Bank notes can have similarities to books we put on our shelves to show off but have never really closely examined — let alone read. Millions of copies, tucked away in people’s homes, gradually changing from their “just purchased” clean look to a more yellowed afterlife.
But sometimes, after months or years, someone finally takes a closer look.
In the case of Australia’s new 50-dollar note, released in October, that happened more than six months later. By that point, 46 million notes had been circulated — passed around by Australians who had no idea that what they were really holding in their hands was a note with typos, or as some (half-)jokingly said: a national embarrassment.
Overall, erroneous bank notes worth 2.3 billion Australian dollars, or 1.6 billion U.S. dollars, are now in circulation.
Granted, the mistakes weren’t easy to spot.
All a careless recipient would have noticed would have been, at best, the drawing of Edith Cowan.
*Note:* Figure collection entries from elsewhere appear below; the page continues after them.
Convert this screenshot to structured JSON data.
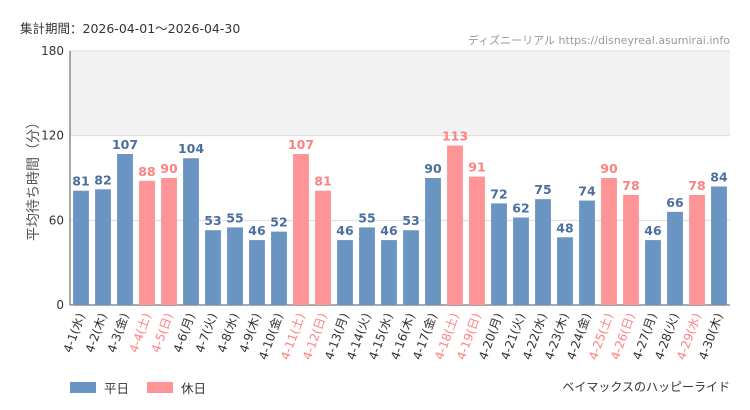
{
  "header": {
    "period_label": "集計期間：2026-04-01～2026-04-30",
    "source": "ディズニーリアル https://disneyreal.asumirai.info"
  },
  "footer": {
    "attraction": "ベイマックスのハッピーライド"
  },
  "legend": [
    {
      "name": "平日",
      "color": "#6a95c3"
    },
    {
      "name": "休日",
      "color": "#ff9496"
    }
  ],
  "colors": {
    "weekday_bar": "#6a95c3",
    "holiday_bar": "#ff9496",
    "holiday_text": "#ff8080",
    "weekday_value": "#4a6f9f"
  },
  "chart_data": {
    "type": "bar",
    "ylabel": "平均待ち時間（分）",
    "ylim": [
      0,
      180
    ],
    "yticks": [
      0,
      60,
      120,
      180
    ],
    "grid": true,
    "highlight_band": [
      120,
      180
    ],
    "legend_position": "bottom-left",
    "categories": [
      "4-1(水)",
      "4-2(木)",
      "4-3(金)",
      "4-4(土)",
      "4-5(日)",
      "4-6(月)",
      "4-7(火)",
      "4-8(水)",
      "4-9(木)",
      "4-10(金)",
      "4-11(土)",
      "4-12(日)",
      "4-13(月)",
      "4-14(火)",
      "4-15(水)",
      "4-16(木)",
      "4-17(金)",
      "4-18(土)",
      "4-19(日)",
      "4-20(月)",
      "4-21(火)",
      "4-22(水)",
      "4-23(木)",
      "4-24(金)",
      "4-25(土)",
      "4-26(日)",
      "4-27(月)",
      "4-28(火)",
      "4-29(水)",
      "4-30(木)"
    ],
    "values": [
      81,
      82,
      107,
      88,
      90,
      104,
      53,
      55,
      46,
      52,
      107,
      81,
      46,
      55,
      46,
      53,
      90,
      113,
      91,
      72,
      62,
      75,
      48,
      74,
      90,
      78,
      46,
      66,
      78,
      84
    ],
    "holiday": [
      false,
      false,
      false,
      true,
      true,
      false,
      false,
      false,
      false,
      false,
      true,
      true,
      false,
      false,
      false,
      false,
      false,
      true,
      true,
      false,
      false,
      false,
      false,
      false,
      true,
      true,
      false,
      false,
      true,
      false
    ]
  }
}
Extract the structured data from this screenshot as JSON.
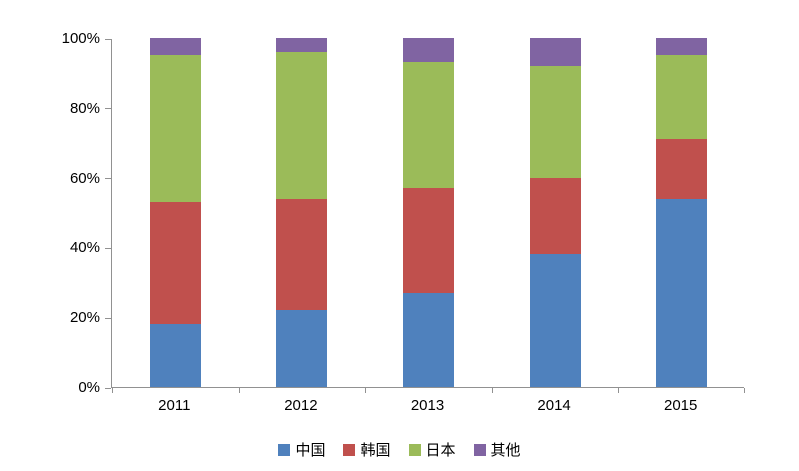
{
  "chart_data": {
    "type": "bar",
    "variant": "stacked-100-percent",
    "title": "",
    "xlabel": "",
    "ylabel": "",
    "categories": [
      "2011",
      "2012",
      "2013",
      "2014",
      "2015"
    ],
    "series": [
      {
        "name": "中国",
        "color": "#4F81BD",
        "values": [
          18,
          22,
          27,
          38,
          54
        ]
      },
      {
        "name": "韩国",
        "color": "#C0504D",
        "values": [
          35,
          32,
          30,
          22,
          17
        ]
      },
      {
        "name": "日本",
        "color": "#9BBB59",
        "values": [
          42,
          42,
          36,
          32,
          24
        ]
      },
      {
        "name": "其他",
        "color": "#8064A2",
        "values": [
          5,
          4,
          7,
          8,
          5
        ]
      }
    ],
    "y_axis": {
      "min": 0,
      "max": 100,
      "tick_step": 20,
      "tick_labels": [
        "0%",
        "20%",
        "40%",
        "60%",
        "80%",
        "100%"
      ]
    },
    "legend_position": "bottom",
    "grid": false,
    "axis_color": "#919191",
    "text_color": "#000000",
    "background_color": "#FFFFFF"
  }
}
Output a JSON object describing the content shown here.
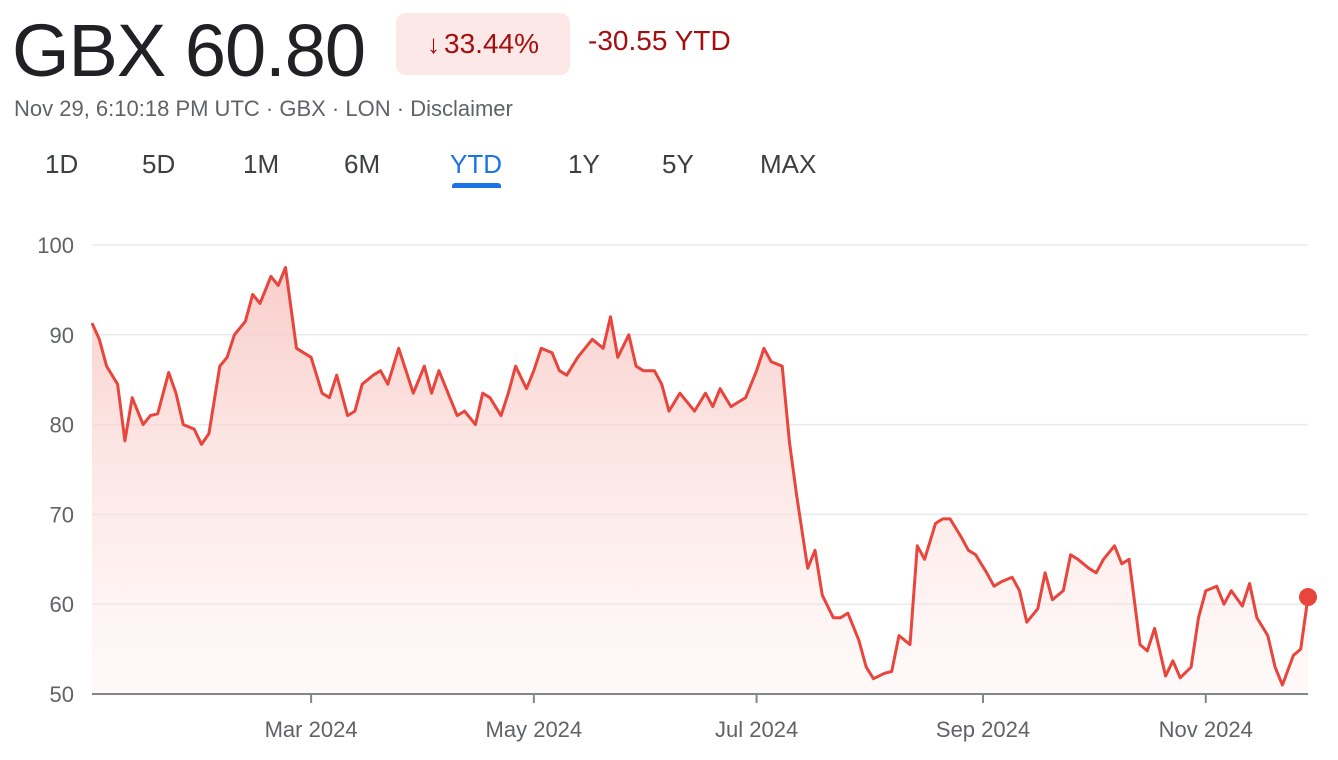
{
  "quote": {
    "price": "GBX 60.80",
    "change_pct": "33.44%",
    "change_arrow": "↓",
    "change_abs": "-30.55 YTD",
    "timestamp": "Nov 29, 6:10:18 PM UTC",
    "currency": "GBX",
    "exchange": "LON",
    "disclaimer": "Disclaimer",
    "separator": " · "
  },
  "tabs": [
    {
      "label": "1D",
      "active": false
    },
    {
      "label": "5D",
      "active": false
    },
    {
      "label": "1M",
      "active": false
    },
    {
      "label": "6M",
      "active": false
    },
    {
      "label": "YTD",
      "active": true
    },
    {
      "label": "1Y",
      "active": false
    },
    {
      "label": "5Y",
      "active": false
    },
    {
      "label": "MAX",
      "active": false
    }
  ],
  "colors": {
    "line": "#e8453c",
    "fill_top": "#f8c8c4",
    "grid": "#e8eaed",
    "axis": "#80868b",
    "negative": "#a50e0e",
    "accent": "#1a73e8"
  },
  "chart_data": {
    "type": "area",
    "ylim": [
      50,
      100
    ],
    "yticks": [
      50,
      60,
      70,
      80,
      90,
      100
    ],
    "xlim": [
      "2024-01-01",
      "2024-11-29"
    ],
    "xticks": [
      {
        "label": "Mar 2024",
        "date": "2024-03-01"
      },
      {
        "label": "May 2024",
        "date": "2024-05-01"
      },
      {
        "label": "Jul 2024",
        "date": "2024-07-01"
      },
      {
        "label": "Sep 2024",
        "date": "2024-09-01"
      },
      {
        "label": "Nov 2024",
        "date": "2024-11-01"
      }
    ],
    "series": [
      {
        "points": [
          [
            "2024-01-01",
            91.3
          ],
          [
            "2024-01-03",
            89.5
          ],
          [
            "2024-01-05",
            86.5
          ],
          [
            "2024-01-08",
            84.5
          ],
          [
            "2024-01-10",
            78.2
          ],
          [
            "2024-01-12",
            83.0
          ],
          [
            "2024-01-15",
            80.0
          ],
          [
            "2024-01-17",
            81.0
          ],
          [
            "2024-01-19",
            81.2
          ],
          [
            "2024-01-22",
            85.8
          ],
          [
            "2024-01-24",
            83.5
          ],
          [
            "2024-01-26",
            80.0
          ],
          [
            "2024-01-29",
            79.5
          ],
          [
            "2024-01-31",
            77.8
          ],
          [
            "2024-02-02",
            79.0
          ],
          [
            "2024-02-05",
            86.5
          ],
          [
            "2024-02-07",
            87.5
          ],
          [
            "2024-02-09",
            90.0
          ],
          [
            "2024-02-12",
            91.5
          ],
          [
            "2024-02-14",
            94.5
          ],
          [
            "2024-02-16",
            93.5
          ],
          [
            "2024-02-19",
            96.5
          ],
          [
            "2024-02-21",
            95.5
          ],
          [
            "2024-02-23",
            97.5
          ],
          [
            "2024-02-26",
            88.5
          ],
          [
            "2024-02-28",
            88.0
          ],
          [
            "2024-03-01",
            87.5
          ],
          [
            "2024-03-04",
            83.5
          ],
          [
            "2024-03-06",
            83.0
          ],
          [
            "2024-03-08",
            85.5
          ],
          [
            "2024-03-11",
            81.0
          ],
          [
            "2024-03-13",
            81.5
          ],
          [
            "2024-03-15",
            84.5
          ],
          [
            "2024-03-18",
            85.5
          ],
          [
            "2024-03-20",
            86.0
          ],
          [
            "2024-03-22",
            84.5
          ],
          [
            "2024-03-25",
            88.5
          ],
          [
            "2024-03-27",
            86.0
          ],
          [
            "2024-03-29",
            83.5
          ],
          [
            "2024-04-01",
            86.5
          ],
          [
            "2024-04-03",
            83.5
          ],
          [
            "2024-04-05",
            86.0
          ],
          [
            "2024-04-08",
            83.0
          ],
          [
            "2024-04-10",
            81.0
          ],
          [
            "2024-04-12",
            81.5
          ],
          [
            "2024-04-15",
            80.0
          ],
          [
            "2024-04-17",
            83.5
          ],
          [
            "2024-04-19",
            83.0
          ],
          [
            "2024-04-22",
            81.0
          ],
          [
            "2024-04-24",
            83.5
          ],
          [
            "2024-04-26",
            86.5
          ],
          [
            "2024-04-29",
            84.0
          ],
          [
            "2024-05-01",
            86.0
          ],
          [
            "2024-05-03",
            88.5
          ],
          [
            "2024-05-06",
            88.0
          ],
          [
            "2024-05-08",
            86.0
          ],
          [
            "2024-05-10",
            85.5
          ],
          [
            "2024-05-13",
            87.5
          ],
          [
            "2024-05-15",
            88.5
          ],
          [
            "2024-05-17",
            89.5
          ],
          [
            "2024-05-20",
            88.5
          ],
          [
            "2024-05-22",
            92.0
          ],
          [
            "2024-05-24",
            87.5
          ],
          [
            "2024-05-27",
            90.0
          ],
          [
            "2024-05-29",
            86.5
          ],
          [
            "2024-05-31",
            86.0
          ],
          [
            "2024-06-03",
            86.0
          ],
          [
            "2024-06-05",
            84.5
          ],
          [
            "2024-06-07",
            81.5
          ],
          [
            "2024-06-10",
            83.5
          ],
          [
            "2024-06-12",
            82.5
          ],
          [
            "2024-06-14",
            81.5
          ],
          [
            "2024-06-17",
            83.5
          ],
          [
            "2024-06-19",
            82.0
          ],
          [
            "2024-06-21",
            84.0
          ],
          [
            "2024-06-24",
            82.0
          ],
          [
            "2024-06-26",
            82.5
          ],
          [
            "2024-06-28",
            83.0
          ],
          [
            "2024-07-01",
            86.0
          ],
          [
            "2024-07-03",
            88.5
          ],
          [
            "2024-07-05",
            87.0
          ],
          [
            "2024-07-08",
            86.5
          ],
          [
            "2024-07-10",
            78.0
          ],
          [
            "2024-07-12",
            72.0
          ],
          [
            "2024-07-15",
            64.0
          ],
          [
            "2024-07-17",
            66.0
          ],
          [
            "2024-07-19",
            61.0
          ],
          [
            "2024-07-22",
            58.5
          ],
          [
            "2024-07-24",
            58.5
          ],
          [
            "2024-07-26",
            59.0
          ],
          [
            "2024-07-29",
            56.0
          ],
          [
            "2024-07-31",
            53.0
          ],
          [
            "2024-08-02",
            51.7
          ],
          [
            "2024-08-05",
            52.3
          ],
          [
            "2024-08-07",
            52.5
          ],
          [
            "2024-08-09",
            56.5
          ],
          [
            "2024-08-12",
            55.5
          ],
          [
            "2024-08-14",
            66.5
          ],
          [
            "2024-08-16",
            65.0
          ],
          [
            "2024-08-19",
            69.0
          ],
          [
            "2024-08-21",
            69.5
          ],
          [
            "2024-08-23",
            69.5
          ],
          [
            "2024-08-26",
            67.5
          ],
          [
            "2024-08-28",
            66.0
          ],
          [
            "2024-08-30",
            65.5
          ],
          [
            "2024-09-02",
            63.5
          ],
          [
            "2024-09-04",
            62.0
          ],
          [
            "2024-09-06",
            62.5
          ],
          [
            "2024-09-09",
            63.0
          ],
          [
            "2024-09-11",
            61.5
          ],
          [
            "2024-09-13",
            58.0
          ],
          [
            "2024-09-16",
            59.5
          ],
          [
            "2024-09-18",
            63.5
          ],
          [
            "2024-09-20",
            60.5
          ],
          [
            "2024-09-23",
            61.5
          ],
          [
            "2024-09-25",
            65.5
          ],
          [
            "2024-09-27",
            65.0
          ],
          [
            "2024-09-30",
            64.0
          ],
          [
            "2024-10-02",
            63.5
          ],
          [
            "2024-10-04",
            65.0
          ],
          [
            "2024-10-07",
            66.5
          ],
          [
            "2024-10-09",
            64.5
          ],
          [
            "2024-10-11",
            65.0
          ],
          [
            "2024-10-14",
            55.5
          ],
          [
            "2024-10-16",
            54.8
          ],
          [
            "2024-10-18",
            57.3
          ],
          [
            "2024-10-21",
            52.0
          ],
          [
            "2024-10-23",
            53.7
          ],
          [
            "2024-10-25",
            51.8
          ],
          [
            "2024-10-28",
            53.0
          ],
          [
            "2024-10-30",
            58.5
          ],
          [
            "2024-11-01",
            61.5
          ],
          [
            "2024-11-04",
            62.0
          ],
          [
            "2024-11-06",
            60.0
          ],
          [
            "2024-11-08",
            61.5
          ],
          [
            "2024-11-11",
            59.8
          ],
          [
            "2024-11-13",
            62.3
          ],
          [
            "2024-11-15",
            58.5
          ],
          [
            "2024-11-18",
            56.5
          ],
          [
            "2024-11-20",
            53.0
          ],
          [
            "2024-11-22",
            51.0
          ],
          [
            "2024-11-25",
            54.3
          ],
          [
            "2024-11-27",
            55.0
          ],
          [
            "2024-11-29",
            60.8
          ]
        ]
      }
    ],
    "last_point": {
      "date": "2024-11-29",
      "value": 60.8
    }
  }
}
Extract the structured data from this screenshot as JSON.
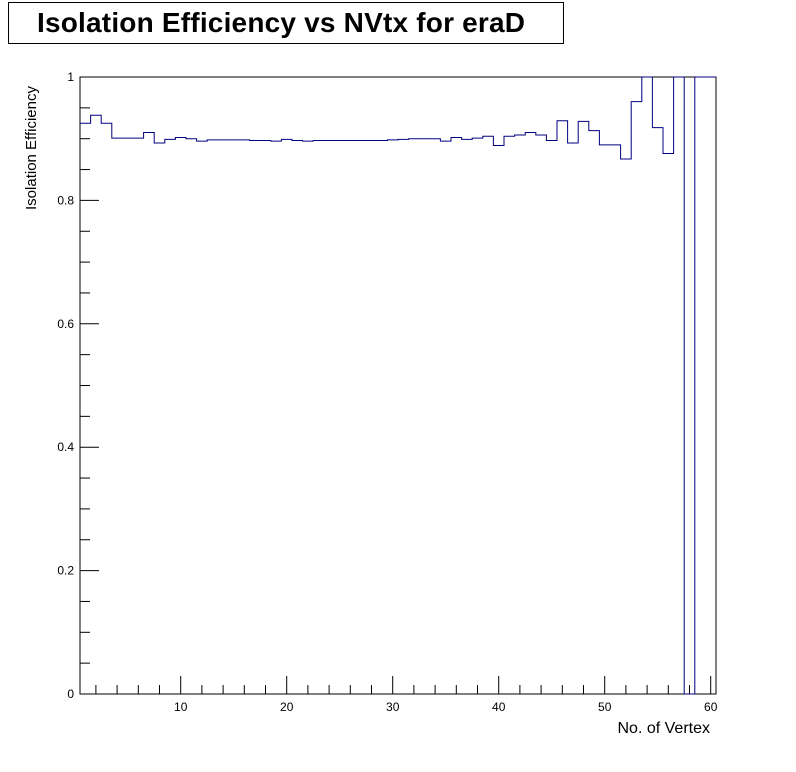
{
  "chart_data": {
    "type": "line",
    "title": "Isolation Efficiency vs NVtx for eraD",
    "xlabel": "No. of Vertex",
    "ylabel": "Isolation Efficiency",
    "xlim": [
      0.5,
      60.5
    ],
    "ylim": [
      0,
      1
    ],
    "x_ticks": [
      10,
      20,
      30,
      40,
      50,
      60
    ],
    "x_tick_labels": [
      "10",
      "20",
      "30",
      "40",
      "50",
      "60"
    ],
    "y_ticks": [
      0,
      0.2,
      0.4,
      0.6,
      0.8,
      1
    ],
    "y_tick_labels": [
      "0",
      "0.2",
      "0.4",
      "0.6",
      "0.8",
      "1"
    ],
    "grid": false,
    "line_color": "#000080",
    "series": [
      {
        "bin_edges": [
          0.5,
          60.5
        ],
        "values": [
          0.925,
          0.938,
          0.925,
          0.901,
          0.901,
          0.901,
          0.91,
          0.893,
          0.899,
          0.902,
          0.9,
          0.896,
          0.898,
          0.898,
          0.898,
          0.898,
          0.897,
          0.897,
          0.896,
          0.899,
          0.897,
          0.896,
          0.897,
          0.897,
          0.897,
          0.897,
          0.897,
          0.897,
          0.897,
          0.898,
          0.899,
          0.9,
          0.9,
          0.9,
          0.896,
          0.902,
          0.899,
          0.901,
          0.904,
          0.889,
          0.904,
          0.906,
          0.91,
          0.906,
          0.897,
          0.929,
          0.893,
          0.928,
          0.913,
          0.89,
          0.89,
          0.867,
          0.96,
          1.0,
          0.918,
          0.876,
          1.0,
          0.0,
          1.0,
          1.0
        ]
      }
    ]
  }
}
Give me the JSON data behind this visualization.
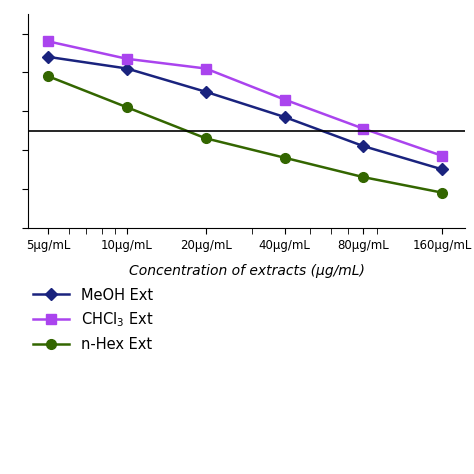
{
  "x_values": [
    5,
    10,
    20,
    40,
    80,
    160
  ],
  "x_labels": [
    "5μg/mL",
    "10μg/mL",
    "20μg/mL",
    "40μg/mL",
    "80μg/mL",
    "160μg/mL"
  ],
  "series": [
    {
      "label": "MeOH Ext",
      "color": "#1a237e",
      "marker": "D",
      "markersize": 6,
      "values": [
        88,
        82,
        70,
        57,
        42,
        30
      ]
    },
    {
      "label": "CHCl$_3$ Ext",
      "color": "#aa44ee",
      "marker": "s",
      "markersize": 7,
      "values": [
        96,
        87,
        82,
        66,
        51,
        37
      ]
    },
    {
      "label": "n-Hex Ext",
      "color": "#336600",
      "marker": "o",
      "markersize": 7,
      "values": [
        78,
        62,
        46,
        36,
        26,
        18
      ]
    }
  ],
  "xlabel": "Concentration of extracts (μg/mL)",
  "hline_y": 50,
  "ylim": [
    0,
    110
  ],
  "background_color": "#ffffff",
  "legend_labels": [
    "MeOH Ext",
    "CHCl$_3$ Ext",
    "n-Hex Ext"
  ]
}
In 1921, she became Australia’s first female member of Parliament, for which she has been honored on Australian bank notes since 1995.
Her steady presence on Australia’s most frequently distributed note, the 50 (worth about $35 in U.S. currency), hid a more worrisome change in the fine print, however.
To spot it, you would have needed either very good eyes or magnifying glasses.
Okay, let’s zoom in a bit more. (Hint: It’s the second line.)
Yes, that’s correct. The word we’re looking for is “responsibility,” or, as the storied Reserve Bank of Australia has it: “responsibilty.” The mistake is repeated twice on the same bank note.
The words are part of Cowan’s inaugural speech in July 1921, in which she said: “It is a great responsibility to be the only woman here, and I want to emphasise the necessity which exists for other women being here.” (“Emphasise” doesn’t count as a typo; it’s the widely used British spelling of “emphasize,” the U.S. version of the word.)
Compared with other mistakes, the typos are almost certain to secure Australia a spot in the hall of fame of currency blunders that reach back far in history.
When the Bank of Canada started printing bank notes bearing the likeness of Queen Elizabeth II about seven decades ago, for instance, the institution received numerous complaints from readers who thought they had spotted a devil in her hair. In subsequent editions, the queen’s hair was reworked to look less like a portrait from hell.
The queen also caused a currency dispute in Australia once. Amid a debate about the monarchy’s official status and influence in Australia, the government made a U-turn in the 1960s, after proposing to rename the Australian dollar “the royal.” Previous ideas that were skipped reportedly included “the dinkum” and “the boomer.”
While Australia averted disaster, the Philippines faced irreversible embarrassment in 2005, when it was realized that new bank notes misspelled the name of then-President Gloria Macapagal Arroyo.
On the notes, her last name was spelled “Arrovo.”
The notes, authorities said at the time, were still valid, and, in fact, collectors coveted them.
That is less likely in the case of Australia’s erroneous 50-dollar bills, given that there are more notes in circulation than the country of almost 25 million has citizens. Its central bank has announced that the misspelled notes already in circulation will eventually be replaced — even though that might take some time.